18 Responses to “Old wives’ tales in the 21st century”
  1. BabyPink says:

    some of these superstitions are weird, funny and extremely interesting. :)

  2. iskolar111 says:

    Let the kids use umbrella in the pool when it’s raining so that rainwater won’t wet them. hehe.

  3. mella says:

    I remember when i first had my menstruation, I didn’t tell my mom right away. She only found out about it on my second or third month. She went ballistic not because she was worried or anything but because I didn’t have the chance to perform the rituals – umupo sa dahong pinainitan para di sumakit ang puson tuwing nagkakaron, umakyat ng tatlong baitang sa hagdan para tatlong araw lang din tatagal ang regla, uminom ng kung anek anek…waaa… – My eyes were rolling when she started ranting about it. I even freaked out when she told me I can’t take a bath for 2 days whenever I’m having my period.

  4. Cathy says:

    You would think that Germans are better off, but they’re not! Despite the “best education in the world” (no matter what the PISA says), they still believe that going out with your hair wet from the shower during a freezing day will give you a cold. Drafts from windows left ajar during cold weather will also give you a cold. And sometimes, their beliefs contradict Filipino superstition. I’m pregnant and my MIL thinks that I’ll have a girl, because “girls take their mother’s beauty.” It reminds me of Snow White and her stepmother. This from a woman who studied engineering!

  5. Miguk says:

    Hahahaha I still laugh everytime I see someone covering their head here if it is raining with whatever they have (panyo, newspaper, etc.) cause they will get sick daw.

  6. Jill says:

    The no-bath thing during menstruation and after giving birth have always been common in the Binondo Chinatown area (as well as anywhere with Chinese-Filipino communities). I think it has something to do with the concept of shocking the nerves or muscles or whatever. I come from a less traditional family so I couldn’t know for sure; my mother and aunts have always insisted on good hygiene during monthly periods. However, only after working in China did I find out things are actually quite mellow here!
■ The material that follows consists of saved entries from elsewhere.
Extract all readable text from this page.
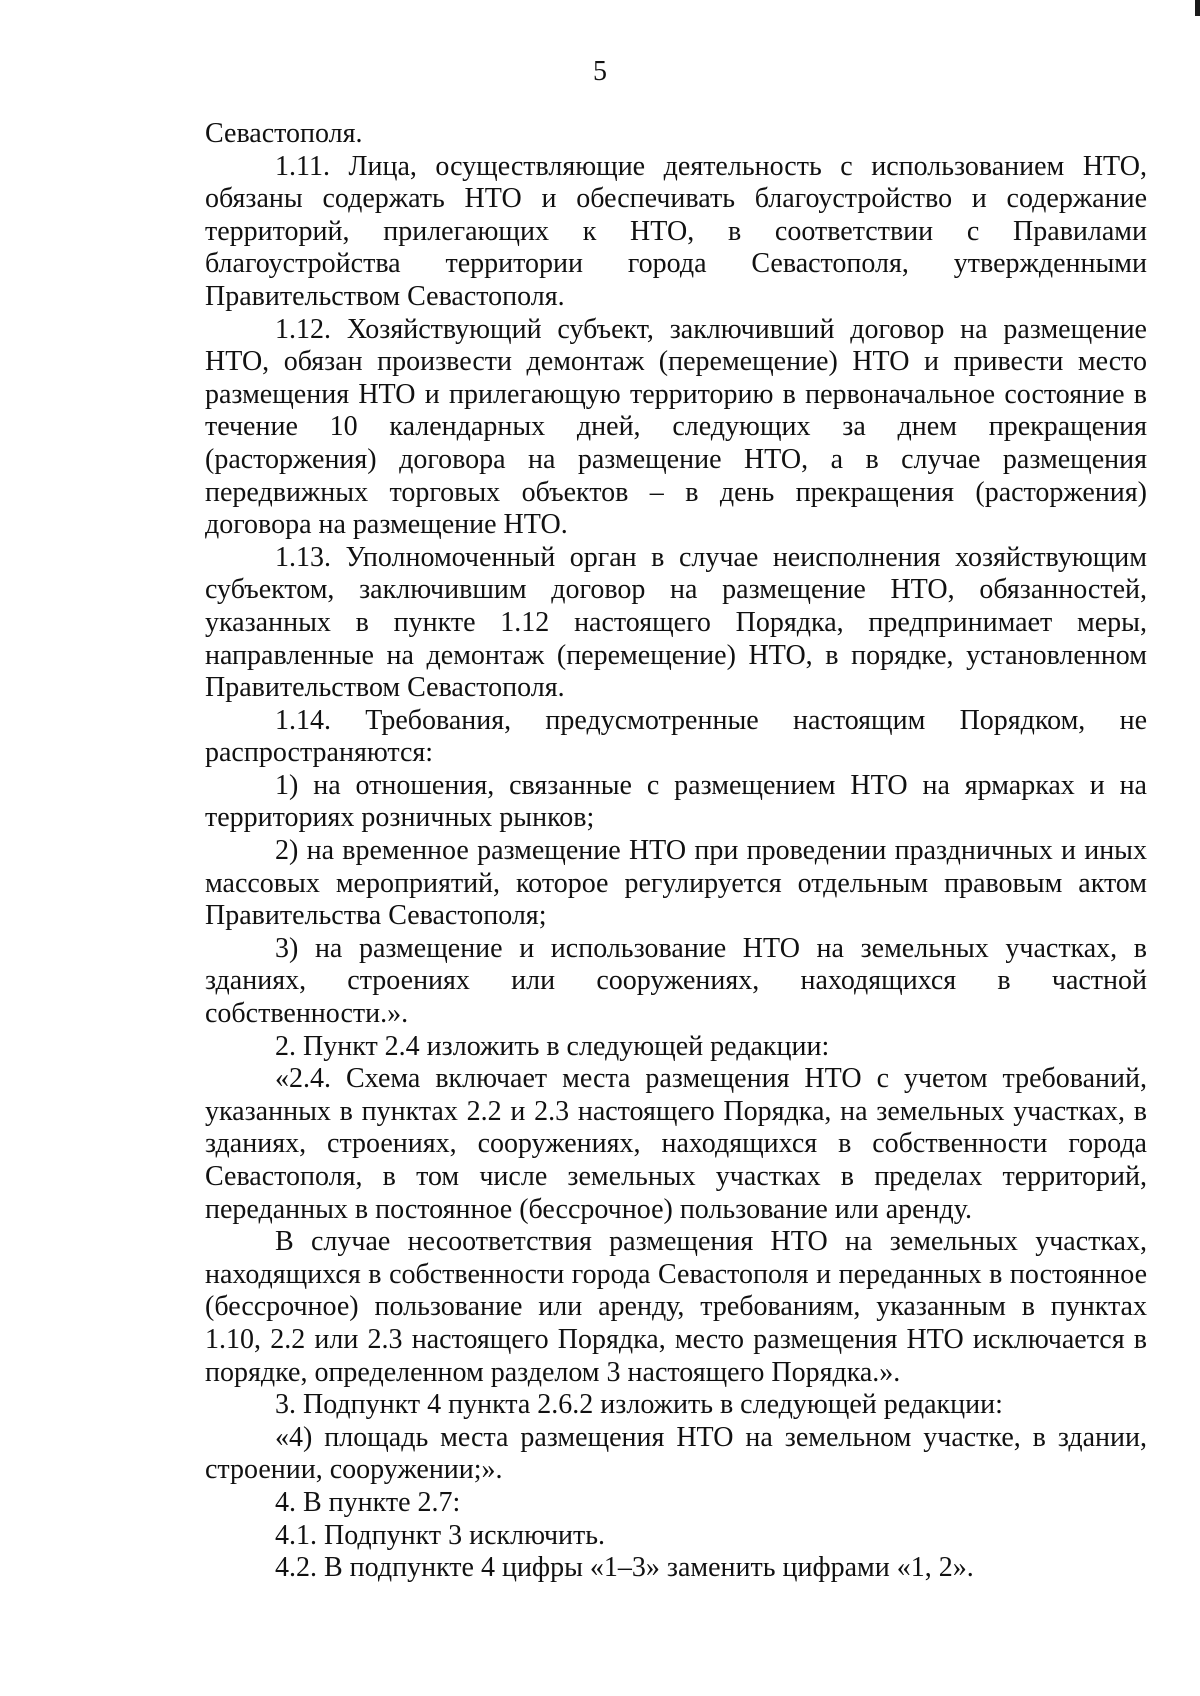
5

Севастополя.

1.11. Лица, осуществляющие деятельность с использованием НТО, обязаны содержать НТО и обеспечивать благоустройство и содержание территорий, прилегающих к НТО, в соответствии с Правилами благоустройства территории города Севастополя, утвержденными Правительством Севастополя.

1.12. Хозяйствующий субъект, заключивший договор на размещение НТО, обязан произвести демонтаж (перемещение) НТО и привести место размещения НТО и прилегающую территорию в первоначальное состояние в течение 10 календарных дней, следующих за днем прекращения (расторжения) договора на размещение НТО, а в случае размещения передвижных торговых объектов – в день прекращения (расторжения) договора на размещение НТО.

1.13. Уполномоченный орган в случае неисполнения хозяйствующим субъектом, заключившим договор на размещение НТО, обязанностей, указанных в пункте 1.12 настоящего Порядка, предпринимает меры, направленные на демонтаж (перемещение) НТО, в порядке, установленном Правительством Севастополя.

1.14. Требования, предусмотренные настоящим Порядком, не распространяются:

1) на отношения, связанные с размещением НТО на ярмарках и на территориях розничных рынков;

2) на временное размещение НТО при проведении праздничных и иных массовых мероприятий, которое регулируется отдельным правовым актом Правительства Севастополя;

3) на размещение и использование НТО на земельных участках, в зданиях, строениях или сооружениях, находящихся в частной собственности.».

2. Пункт 2.4 изложить в следующей редакции:

«2.4. Схема включает места размещения НТО с учетом требований, указанных в пунктах 2.2 и 2.3 настоящего Порядка, на земельных участках, в зданиях, строениях, сооружениях, находящихся в собственности города Севастополя, в том числе земельных участках в пределах территорий, переданных в постоянное (бессрочное) пользование или аренду.

В случае несоответствия размещения НТО на земельных участках, находящихся в собственности города Севастополя и переданных в постоянное (бессрочное) пользование или аренду, требованиям, указанным в пунктах 1.10, 2.2 или 2.3 настоящего Порядка, место размещения НТО исключается в порядке, определенном разделом 3 настоящего Порядка.».

3. Подпункт 4 пункта 2.6.2 изложить в следующей редакции:

«4) площадь места размещения НТО на земельном участке, в здании, строении, сооружении;».

4. В пункте 2.7:

4.1. Подпункт 3 исключить.

4.2. В подпункте 4 цифры «1–3» заменить цифрами «1, 2».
    I’ve known more traditional friends here in Manila to, after giving birth, go through the “ge lai” — or special month in which anything “cold” is avoided from touching the body (chocolate is considered “heat”, tea is considered “cold”) — with the air conditioner turned on and the mothers or mothers-in-law allowing for the daily hot sponge bath. I went through one myself after my son was born to appease a slightly traditional mother-in-law, without air conditioning, too! But I put my foot down on daily hot sponge baths.
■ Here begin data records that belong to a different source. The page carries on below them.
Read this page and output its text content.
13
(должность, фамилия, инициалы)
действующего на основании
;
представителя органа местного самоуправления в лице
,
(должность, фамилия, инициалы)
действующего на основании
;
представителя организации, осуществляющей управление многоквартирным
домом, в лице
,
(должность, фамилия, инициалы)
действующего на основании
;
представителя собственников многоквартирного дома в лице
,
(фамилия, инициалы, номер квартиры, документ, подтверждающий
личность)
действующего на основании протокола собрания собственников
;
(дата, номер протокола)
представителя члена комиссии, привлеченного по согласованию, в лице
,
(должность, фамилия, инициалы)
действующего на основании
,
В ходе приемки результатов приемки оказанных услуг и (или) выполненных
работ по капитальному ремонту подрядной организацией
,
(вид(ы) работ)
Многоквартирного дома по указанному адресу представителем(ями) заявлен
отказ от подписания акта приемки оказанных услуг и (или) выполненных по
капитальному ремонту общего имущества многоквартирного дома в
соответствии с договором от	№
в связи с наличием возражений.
    In China, my co-workers tell me they go through this for a month reclining in a hot room, eating hot meals and herbed chicken soup, no TV and books (strains the eyes of a weak woman), no sponge baths, no baths. So they really stank.
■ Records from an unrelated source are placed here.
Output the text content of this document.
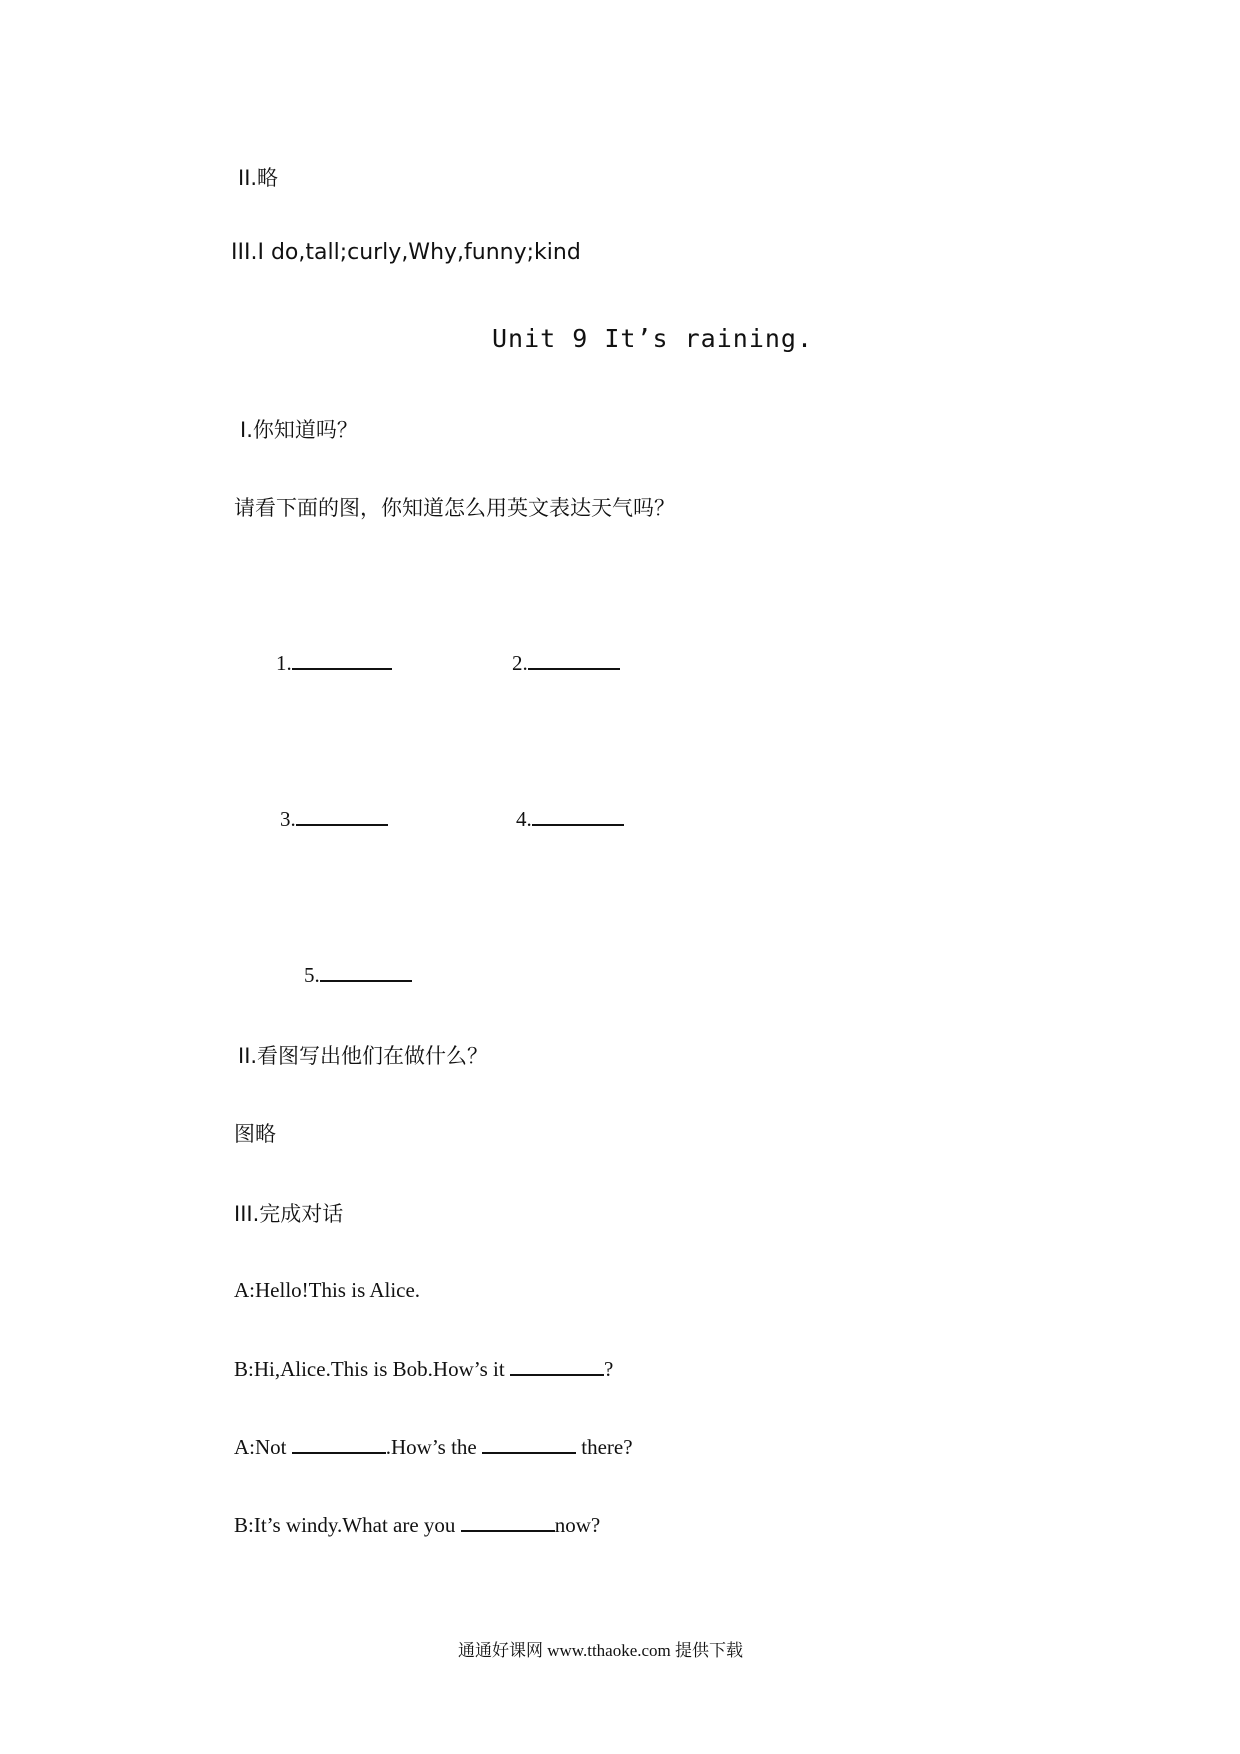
II.略
III.I do,tall;curly,Why,funny;kind
Unit 9 It’s raining.
I.你知道吗？
请看下面的图，你知道怎么用英文表达天气吗？
1.	2.
3.	4.
5.
II.看图写出他们在做什么？
图略
III.完成对话
A:Hello!This is Alice.
B:Hi,Alice.This is Bob.How’s it	?
A:Not	.How’s the	there?
B:It’s windy.What are you	now?
通通好课网 www.tthaoke.com 提供下载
    I wonder how the babies felt, breastfeeding.

  7. Glo says:

    marami nyan dito sa bicol. wala akong sinunod kahit isa. of course galit ang great-grandmother at mother ko. i just don’t say a thing against it. basta i never followed one. when i gave birth (c-section) sabi ng ob-gyne eh puede na daw i-shampoo ang hair ko while still in the hospital. of course di pumayag ang nanay ko. 3 days kami sa hospital. sabi ko sa nanay ko, wag na nyang gawin sa akin yung tradition na ang unang ligo after manganak eh yung tubig na pinakulo with various leaves (herbs, roots and stuff). pag-uwi sa bahay after 3 days eh nag-shower ako ng hot water. (binalutan ko lang ng plastic ang tyan ko. too late, ang dami ko nang dandruff. at ang tagal maalis ng dandruff na yun, nag pa derma pa ako. ha ha ha!